Das ist eine berechtigte Frage. Ich glaube, KI wird eher als Werkzeug dienen, um die Analyse zu unterstützen, aber die letztendliche Entscheidung liegt immer noch beim Fondsmanager.
Es ist interessant zu sehen, wie die globale Wirtschaft die Entscheidungen eines Fondsmanagers beeinflussen kann. Wie bereiten sich Fondsmanager auf unvorhergesehene Ereignisse vor, wie z.B. politische Krisen?
Der Artikel betont, dass Fondsmanager Experten sein müssen und sowohl Gewinne als auch Verluste verantworten können – ist der psychische Druck in diesem Beruf wirklich so hoch, wie es klingt?
Die Analyse von wirtschaftlichen Kennzahlen und Geschäftsmodellen klingt nach einer sehr anspruchsvollen Aufgabe.
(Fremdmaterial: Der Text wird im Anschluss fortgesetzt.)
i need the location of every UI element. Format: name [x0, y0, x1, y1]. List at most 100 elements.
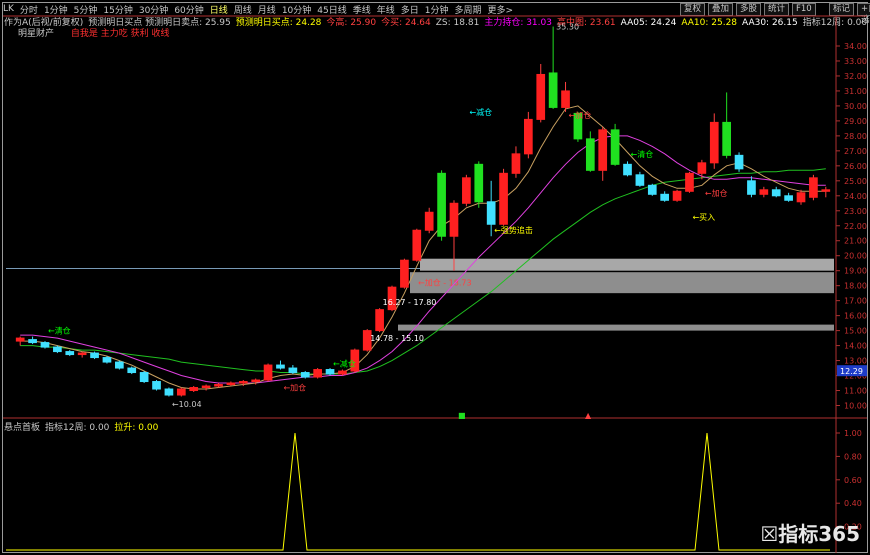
signal-marker-1: ▲ — [585, 411, 592, 420]
candle-body-42 — [536, 73, 546, 120]
candle-body-40 — [511, 153, 521, 174]
candle-body-10 — [139, 372, 149, 383]
candle-body-16 — [214, 384, 223, 387]
candle-body-29 — [375, 309, 384, 332]
candle-body-50 — [635, 174, 645, 186]
y-tick-label-14: 24.00 — [844, 192, 867, 201]
candle-body-0 — [15, 337, 25, 342]
candle-body-23 — [300, 372, 310, 378]
candle-body-51 — [647, 184, 657, 195]
y-tick-label-18: 28.00 — [844, 132, 867, 141]
candle-body-12 — [164, 388, 174, 396]
candle-body-7 — [102, 357, 112, 363]
candle-body-55 — [697, 162, 707, 174]
y-tick-label-8: 18.00 — [844, 282, 867, 291]
candle-body-6 — [90, 352, 99, 359]
candle-body-8 — [115, 361, 124, 369]
candle-body-60 — [759, 189, 769, 195]
candle-body-4 — [65, 351, 75, 356]
candle-body-57 — [722, 121, 731, 156]
y-tick-label-3: 13.00 — [844, 357, 867, 366]
candle-body-25 — [325, 369, 335, 375]
annotation-5: 14.78 - 15.10 — [370, 334, 424, 343]
candle-body-53 — [672, 190, 682, 201]
y-tick-label-20: 30.00 — [844, 102, 867, 111]
y-tick-label-0: 10.00 — [844, 402, 867, 411]
y-tick-label-6: 16.00 — [844, 312, 867, 321]
candle-body-64 — [809, 177, 818, 198]
candle-body-46 — [585, 138, 595, 171]
annotation-8: 35.30 — [556, 23, 579, 32]
candle-body-15 — [201, 385, 211, 389]
y-tick-label-12: 22.00 — [844, 222, 867, 231]
candle-body-19 — [251, 379, 261, 383]
y-tick-label-19: 29.00 — [844, 117, 867, 126]
y-tick-label-22: 32.00 — [844, 72, 867, 81]
kline-chart[interactable]: 10.0011.0012.0013.0014.0015.0016.0017.00… — [0, 0, 870, 555]
price-zone-1 — [410, 272, 834, 294]
candle-body-59 — [747, 180, 756, 195]
candle-body-3 — [53, 346, 62, 353]
current-price-label: 12.29 — [840, 367, 863, 376]
annotation-2: ←加仓 — [283, 383, 306, 393]
candle-body-35 — [449, 202, 459, 237]
candle-body-22 — [288, 367, 298, 374]
brand-watermark: ☒指标365 — [760, 522, 860, 546]
candle-body-32 — [412, 229, 422, 261]
y-tick-label-13: 23.00 — [844, 207, 867, 216]
candle-body-11 — [152, 381, 161, 390]
candle-body-36 — [462, 177, 471, 204]
candle-body-14 — [189, 387, 199, 392]
candle-body-21 — [276, 364, 285, 369]
candle-body-62 — [784, 195, 793, 201]
candle-body-58 — [734, 154, 744, 170]
candle-body-33 — [424, 211, 434, 231]
y-tick-label-21: 31.00 — [844, 87, 867, 96]
candle-body-37 — [474, 163, 484, 203]
candle-body-63 — [796, 192, 806, 203]
signal-marker-0: ■ — [458, 411, 466, 420]
annotation-0: ←清仓 — [48, 326, 71, 336]
y-tick-label-23: 33.00 — [844, 57, 867, 66]
y-tick-label-1: 11.00 — [844, 387, 867, 396]
y-tick-label-10: 20.00 — [844, 252, 867, 261]
candle-body-34 — [437, 172, 446, 237]
candle-body-31 — [400, 259, 409, 288]
candle-body-54 — [685, 172, 694, 192]
candle-body-26 — [338, 370, 347, 375]
candle-body-41 — [524, 118, 533, 155]
ind-tick-label-1: 0.80 — [844, 452, 862, 461]
candle-body-2 — [40, 342, 50, 348]
annotation-12: ←买入 — [692, 213, 715, 222]
annotation-7: ←强势追击 — [494, 225, 533, 235]
ind-tick-label-3: 0.40 — [844, 499, 862, 508]
y-tick-label-11: 21.00 — [844, 237, 867, 246]
candle-body-47 — [598, 129, 608, 171]
candle-body-20 — [263, 364, 273, 381]
annotation-10: ←清仓 — [631, 149, 654, 159]
annotation-9: ←加仓 — [569, 110, 592, 120]
y-tick-label-4: 14.00 — [844, 342, 867, 351]
y-tick-label-15: 25.00 — [844, 177, 867, 186]
ind-tick-label-2: 0.60 — [844, 476, 862, 485]
candle-body-44 — [561, 90, 570, 108]
annotation-3: ←减仓 — [333, 359, 356, 369]
zone-label-1: ←加仓 - 18.73 — [418, 278, 472, 288]
annotation-4: 16.27 - 17.80 — [383, 298, 437, 307]
candle-body-17 — [226, 382, 236, 386]
annotation-11: ←加仓 — [705, 188, 728, 198]
price-zone-0 — [420, 258, 834, 271]
indicator-line — [6, 432, 830, 551]
candle-body-13 — [176, 388, 186, 396]
candle-body-24 — [313, 369, 322, 378]
y-tick-label-16: 26.00 — [844, 162, 867, 171]
candle-body-9 — [127, 367, 137, 374]
candle-body-38 — [486, 201, 496, 225]
y-tick-label-17: 27.00 — [844, 147, 867, 156]
ma-fast-line — [20, 105, 826, 390]
candle-body-56 — [709, 121, 719, 164]
candle-body-43 — [548, 72, 558, 108]
ind-tick-label-0: 1.00 — [844, 429, 862, 438]
candle-body-39 — [499, 172, 508, 225]
candle-body-61 — [771, 189, 781, 197]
Welche spezifischen Kennzahlen sind für Fondsmanager besonders relevant?
Ich habe gelesen, dass der Weg zum Fondsmanager oft über ein anspruchsvolles Studium und zusätzliche Zertifizierungen führt. Welche Studiengänge sind besonders empfehlenswert?
Finanzwirtschaft, Volkswirtschaftslehre oder auch Mathematik sind gute Grundlagen, aber ein CFA-Zertifikat ist in der Praxis oft unerlässlich.
Die Reise zu den Unternehmen, um sich ein Bild von den Prozessen zu machen, klingt nach einem spannenden Teil des Jobs. Wie oft machen Fondsmanager solche Besuche und wie werden sie geplant?
Mich hat besonders der Aspekt der breiten Streuung der Anlagen zur Risikominimierung angesprochen. Das erklärt, warum Fonds oft als sicherer gelten als Einzelaktien, obwohl sie natürlich auch Risiken bergen.
Der Artikel erwähnt, dass Fondsmanager sich ständig über wirtschaftliche, politische und soziale Entwicklungen informieren müssen. Welche Quellen sind dafür besonders wichtig und zuverlässig?
Der Artikel beschreibt die Aufgaben eines Fondsmanagers sehr umfassend. Gibt es Spezialisierungen innerhalb des Berufsbildes, beispielsweise auf bestimmte Branchen oder Anlageklassen?
Die ständige Beobachtung der Finanzmärkte muss sehr stressig sein. Wie gehen Fondsmanager mit diesem Druck um und vermeiden Burnout?
Ich finde es gut, dass der Artikel die Notwendigkeit einer klaren Anlagestrategie hervorhebt. Ohne diese, scheint es, kann man als Fondsmanager schnell den Überblick verlieren.
Die Erwartung ‚überdurchschnittlicher Gewinne‘ für Anleger ist natürlich verlockend, aber der Artikel weist auch auf das damit verbundene Risiko hin. Wie bewerten Fondsmanager dieses Risiko im Verhältnis zur potenziellen Rendite?
Der Artikel erklärt gut, was ein Fondsmanager macht, aber er geht nicht auf die benötigten Soft Skills ein. Sind Kommunikationsfähigkeit und Überzeugungskraft genauso wichtig wie Fachwissen?
Die Beschreibung des Fonds als ‚Investment-Topf‘ ist sehr anschaulich. Aber wie unterscheidet sich ein aktiv gemanagter Fonds von einem passiven ETF, wenn beide in Wertpapiere investieren?
Es ist faszinierend, dass Fondsmanager nicht nur am Schreibtisch sitzen, sondern auch Unternehmen besuchen und sich ein Bild von den Prozessen machen. Wie zeitaufwendig ist diese Recherche tatsächlich?
Die Tatsache, dass Fondsmanager mit Millionenbeträgen hantieren, ist schon beeindruckend. Welche ethischen Richtlinien müssen sie dabei beachten, um Interessenkonflikte zu vermeiden?
Es ist wichtig zu verstehen, dass Fondsmanager nicht nur Käufe, sondern auch Verkäufe tätigen müssen. Wann ist der richtige Zeitpunkt für einen Verkauf, um Gewinne zu sichern oder Verluste zu begrenzen?